Lebenslange Leidenschaft für Insektenkunde
Diese erste Käferjagd vergaß Ernst Jünger nie. Es war der Beginn einer lebenslangen Leidenschaft für die Insektenkunde, die Entomologie. Überall auf der Welt, ob an der Nordsee, am Mittelmeer, im Nildelta oder in den Mangrovenwäldern Malaysias stellte Ernst Jünger später Käfern und Insekten nach, um sie zu Hause zu untersuchen und zu katalogisieren. Sogar in den beiden Weltkriegen nutzte Jünger Gefechtspausen, um seine Sammlung zu erweitern. Für ihn waren die winzigen und von den meisten Menschen kaum beachteten Lebewesen nichts weniger als die "Krone der Schöpfung".
Der größte Fund seines Lebens
Im Laufe der Jahrzehnte trug Ernst Jünger in mühevoller Arbeit Tausende Insekten aus aller Welt zusammen. Mit seiner umfangreichen Sammlung konnte sich der akribisch arbeitende Entomologe auch in der Wissenschaft einen Namen machen. Jünger galt als ausgewiesener Fachmann.

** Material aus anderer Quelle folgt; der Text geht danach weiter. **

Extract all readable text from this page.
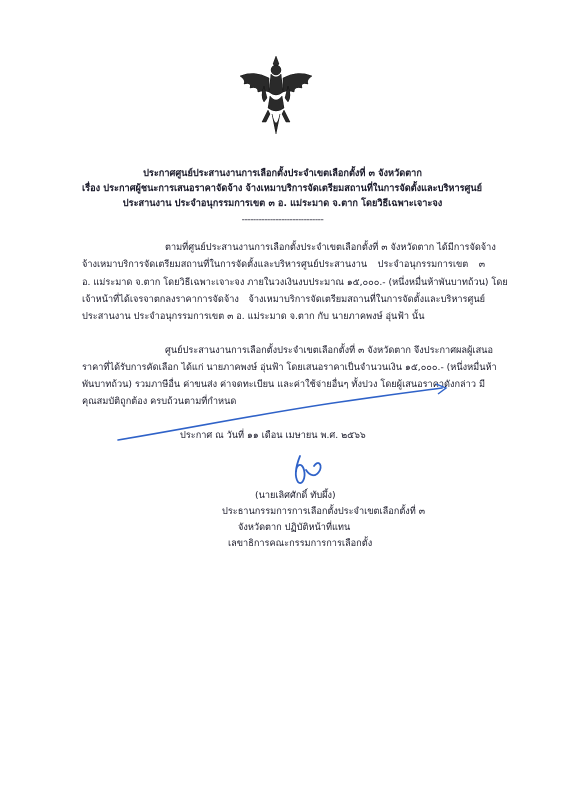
ประกาศศูนย์ประสานงานการเลือกตั้งประจำเขตเลือกตั้งที่ ๓ จังหวัดตาก
เรื่อง ประกาศผู้ชนะการเสนอราคาจัดจ้าง จ้างเหมาบริการจัดเตรียมสถานที่ในการจัดตั้งและบริหารศูนย์
ประสานงาน ประจำอนุกรรมการเขต ๓ อ. แม่ระมาด จ.ตาก โดยวิธีเฉพาะเจาะจง
-----------------------------
ตามที่ศูนย์ประสานงานการเลือกตั้งประจำเขตเลือกตั้งที่ ๓ จังหวัดตาก ได้มีการจัดจ้าง
จ้างเหมาบริการจัดเตรียมสถานที่ในการจัดตั้งและบริหารศูนย์ประสานงาน ประจำอนุกรรมการเขต ๓
อ. แม่ระมาด จ.ตาก โดยวิธีเฉพาะเจาะจง ภายในวงเงินงบประมาณ ๑๕,๐๐๐.- (หนึ่งหมื่นห้าพันบาทถ้วน) โดย
เจ้าหน้าที่ได้เจรจาตกลงราคาการจัดจ้าง จ้างเหมาบริการจัดเตรียมสถานที่ในการจัดตั้งและบริหารศูนย์
ประสานงาน ประจำอนุกรรมการเขต ๓ อ. แม่ระมาด จ.ตาก กับ นายภาคพงษ์ อุ่นฟ้า นั้น
ศูนย์ประสานงานการเลือกตั้งประจำเขตเลือกตั้งที่ ๓ จังหวัดตาก จึงประกาศผลผู้เสนอ
ราคาที่ได้รับการคัดเลือก ได้แก่ นายภาคพงษ์ อุ่นฟ้า โดยเสนอราคาเป็นจำนวนเงิน ๑๕,๐๐๐.- (หนึ่งหมื่นห้า
พันบาทถ้วน) รวมภาษีอื่น ค่าขนส่ง ค่าจดทะเบียน และค่าใช้จ่ายอื่นๆ ทั้งปวง โดยผู้เสนอราคาดังกล่าว มี
คุณสมบัติถูกต้อง ครบถ้วนตามที่กำหนด
ประกาศ ณ วันที่ ๑๑ เดือน เมษายน พ.ศ. ๒๕๖๖
(นายเลิศศักดิ์ ทับผึ้ง)
ประธานกรรมการการเลือกตั้งประจำเขตเลือกตั้งที่ ๓
จังหวัดตาก ปฏิบัติหน้าที่แทน
เลขาธิการคณะกรรมการการเลือกตั้ง
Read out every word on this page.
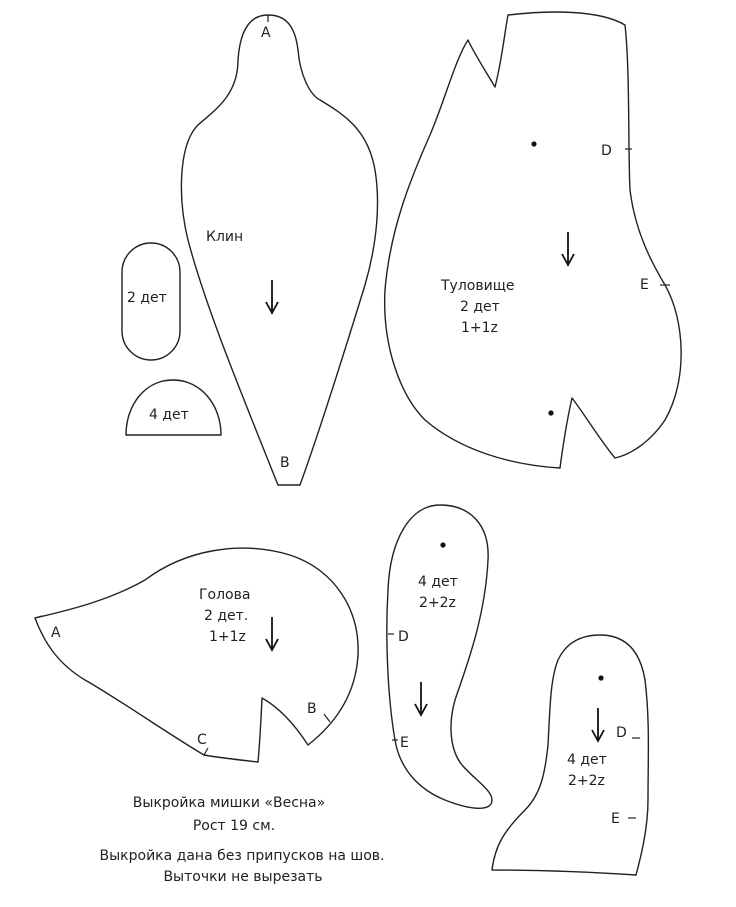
A
B
Клин
2 дет
4 дет
D
E
Туловище
2 дет
1+1z
A
B
C
Голова
2 дет.
1+1z	D
E
4 дет
2+2z
D
E
4 дет
2+2z
Выкройка мишки «Весна»
Рост 19 см.
Выкройка дана без припусков на шов.
Выточки не вырезать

In Angola gelang ihm in den 60er-Jahren der größte Fund seines Lebens. Er sammelte ein winziges Insekt ein, das noch nirgendwo beschrieben war, eine bis dahin unentdeckte Art. Sie wurde später auch nach ihm benannt: "Juengeria". Für den Insektenforscher eine Sternstunde seines Lebens.

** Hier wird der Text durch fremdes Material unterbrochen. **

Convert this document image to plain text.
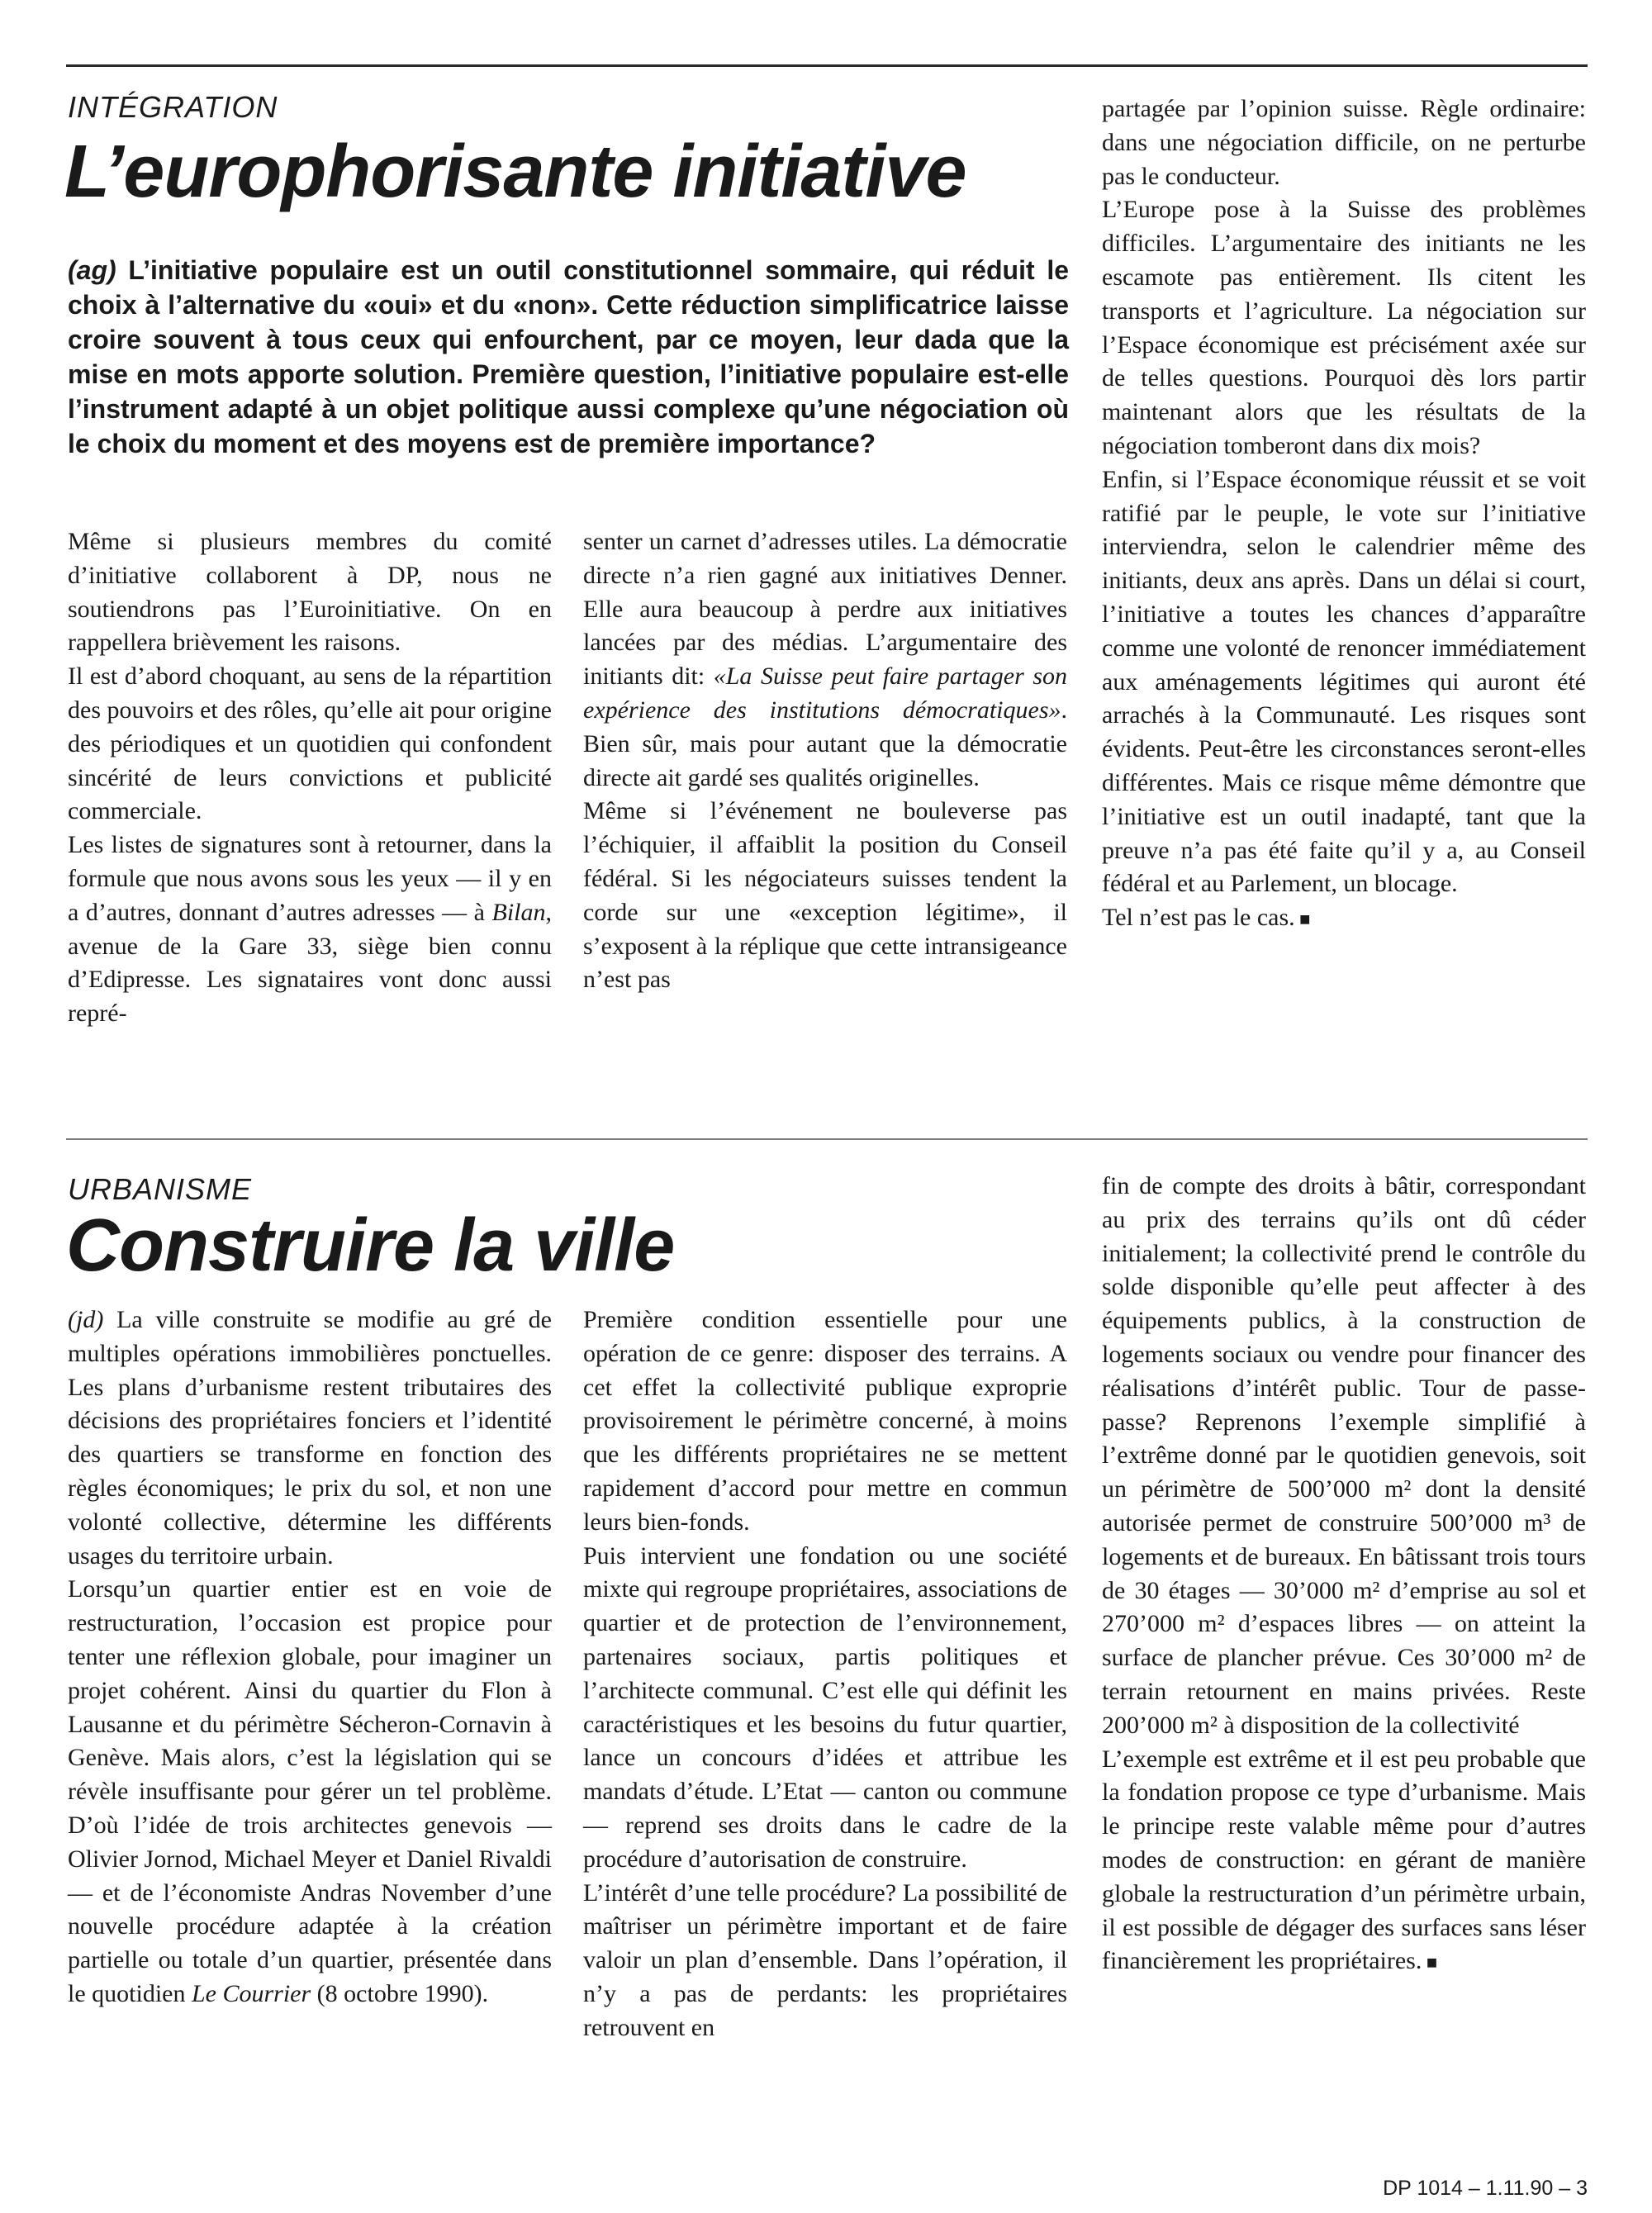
INTÉGRATION
L’europhorisante initiative

(ag) L’initiative populaire est un outil constitutionnel sommaire, qui réduit le choix à l’alternative du «oui» et du «non». Cette réduction simplificatrice laisse croire souvent à tous ceux qui enfourchent, par ce moyen, leur dada que la mise en mots apporte solution. Première question, l’initiative populaire est-elle l’instrument adapté à un objet politique aussi complexe qu’une négociation où le choix du moment et des moyens est de première importance?

Même si plusieurs membres du comité d’initiative collaborent à DP, nous ne soutiendrons pas l’Euroinitiative. On en rappellera brièvement les raisons.

Il est d’abord choquant, au sens de la répartition des pouvoirs et des rôles, qu’elle ait pour origine des périodiques et un quotidien qui confondent sincérité de leurs convictions et publicité commerciale.

Les listes de signatures sont à retourner, dans la formule que nous avons sous les yeux — il y en a d’autres, donnant d’autres adresses — à Bilan, avenue de la Gare 33, siège bien connu d’Edipresse. Les signataires vont donc aussi repré-

senter un carnet d’adresses utiles. La démocratie directe n’a rien gagné aux initiatives Denner. Elle aura beaucoup à perdre aux initiatives lancées par des médias. L’argumentaire des initiants dit: «La Suisse peut faire partager son expérience des institutions démocratiques». Bien sûr, mais pour autant que la démocratie directe ait gardé ses qualités originelles.

Même si l’événement ne bouleverse pas l’échiquier, il affaiblit la position du Conseil fédéral. Si les négociateurs suisses tendent la corde sur une «exception légitime», il s’exposent à la réplique que cette intransigeance n’est pas

partagée par l’opinion suisse. Règle ordinaire: dans une négociation difficile, on ne perturbe pas le conducteur.

L’Europe pose à la Suisse des problèmes difficiles. L’argumentaire des initiants ne les escamote pas entièrement. Ils citent les transports et l’agriculture. La négociation sur l’Espace économique est précisément axée sur de telles questions. Pourquoi dès lors partir maintenant alors que les résultats de la négociation tomberont dans dix mois?

Enfin, si l’Espace économique réussit et se voit ratifié par le peuple, le vote sur l’initiative interviendra, selon le calendrier même des initiants, deux ans après. Dans un délai si court, l’initiative a toutes les chances d’apparaître comme une volonté de renoncer immédiatement aux aménagements légitimes qui auront été arrachés à la Communauté. Les risques sont évidents. Peut-être les circonstances seront-elles différentes. Mais ce risque même démontre que l’initiative est un outil inadapté, tant que la preuve n’a pas été faite qu’il y a, au Conseil fédéral et au Parlement, un blocage.

Tel n’est pas le cas. ■

URBANISME
Construire la ville

(jd) La ville construite se modifie au gré de multiples opérations immobilières ponctuelles. Les plans d’urbanisme restent tributaires des décisions des propriétaires fonciers et l’identité des quartiers se transforme en fonction des règles économiques; le prix du sol, et non une volonté collective, détermine les différents usages du territoire urbain.

Lorsqu’un quartier entier est en voie de restructuration, l’occasion est propice pour tenter une réflexion globale, pour imaginer un projet cohérent. Ainsi du quartier du Flon à Lausanne et du périmètre Sécheron-Cornavin à Genève. Mais alors, c’est la législation qui se révèle insuffisante pour gérer un tel problème. D’où l’idée de trois architectes genevois — Olivier Jornod, Michael Meyer et Daniel Rivaldi — et de l’économiste Andras November d’une nouvelle procédure adaptée à la création partielle ou totale d’un quartier, présentée dans le quotidien Le Courrier (8 octobre 1990).

Première condition essentielle pour une opération de ce genre: disposer des terrains. A cet effet la collectivité publique exproprie provisoirement le périmètre concerné, à moins que les différents propriétaires ne se mettent rapidement d’accord pour mettre en commun leurs bien-fonds.

Puis intervient une fondation ou une société mixte qui regroupe propriétaires, associations de quartier et de protection de l’environnement, partenaires sociaux, partis politiques et l’architecte communal. C’est elle qui définit les caractéristiques et les besoins du futur quartier, lance un concours d’idées et attribue les mandats d’étude. L’Etat — canton ou commune — reprend ses droits dans le cadre de la procédure d’autorisation de construire.

L’intérêt d’une telle procédure? La possibilité de maîtriser un périmètre important et de faire valoir un plan d’ensemble. Dans l’opération, il n’y a pas de perdants: les propriétaires retrouvent en

fin de compte des droits à bâtir, correspondant au prix des terrains qu’ils ont dû céder initialement; la collectivité prend le contrôle du solde disponible qu’elle peut affecter à des équipements publics, à la construction de logements sociaux ou vendre pour financer des réalisations d’intérêt public. Tour de passe-passe? Reprenons l’exemple simplifié à l’extrême donné par le quotidien genevois, soit un périmètre de 500’000 m² dont la densité autorisée permet de construire 500’000 m³ de logements et de bureaux. En bâtissant trois tours de 30 étages — 30’000 m² d’emprise au sol et 270’000 m² d’espaces libres — on atteint la surface de plancher prévue. Ces 30’000 m² de terrain retournent en mains privées. Reste 200’000 m² à disposition de la collectivité

L’exemple est extrême et il est peu probable que la fondation propose ce type d’urbanisme. Mais le principe reste valable même pour d’autres modes de construction: en gérant de manière globale la restructuration d’un périmètre urbain, il est possible de dégager des surfaces sans léser financièrement les propriétaires. ■

DP 1014 – 1.11.90 – 3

Der Schriftsteller Ernst Jünger
Die andere Leidenschaft des 1895 in Heidelberg geborenen Ernst Jüngers war die Literatur. 1920 erschien sein Kriegstagebuch "In Stahlgewittern", das zu einem Welterfolg wurde. Darin beschrieb Jünger kalt, gnadenlos und ohne moralische Wertung die Grauen des Krieges. Jünger publizierte nun in rascher Folge Essays, Romane und Tagebücher und konnte von den eingehenden Honoraren gut leben. Interessehalber studierte er ab 1923 in Leipzig Zoologie und Philosophie. 1927 zog Jünger nach Berlin und unterhielt dort vielfältige literarische Kontakte, unter anderem auch zu Bertolt Brecht und Erich Mühsam. Doch seine Nähe zum Nationalsozialismus in den späten Jahren der Weimarer Republik trug dem erfolgreichen Schriftsteller schon rasch viel Feindschaft ein.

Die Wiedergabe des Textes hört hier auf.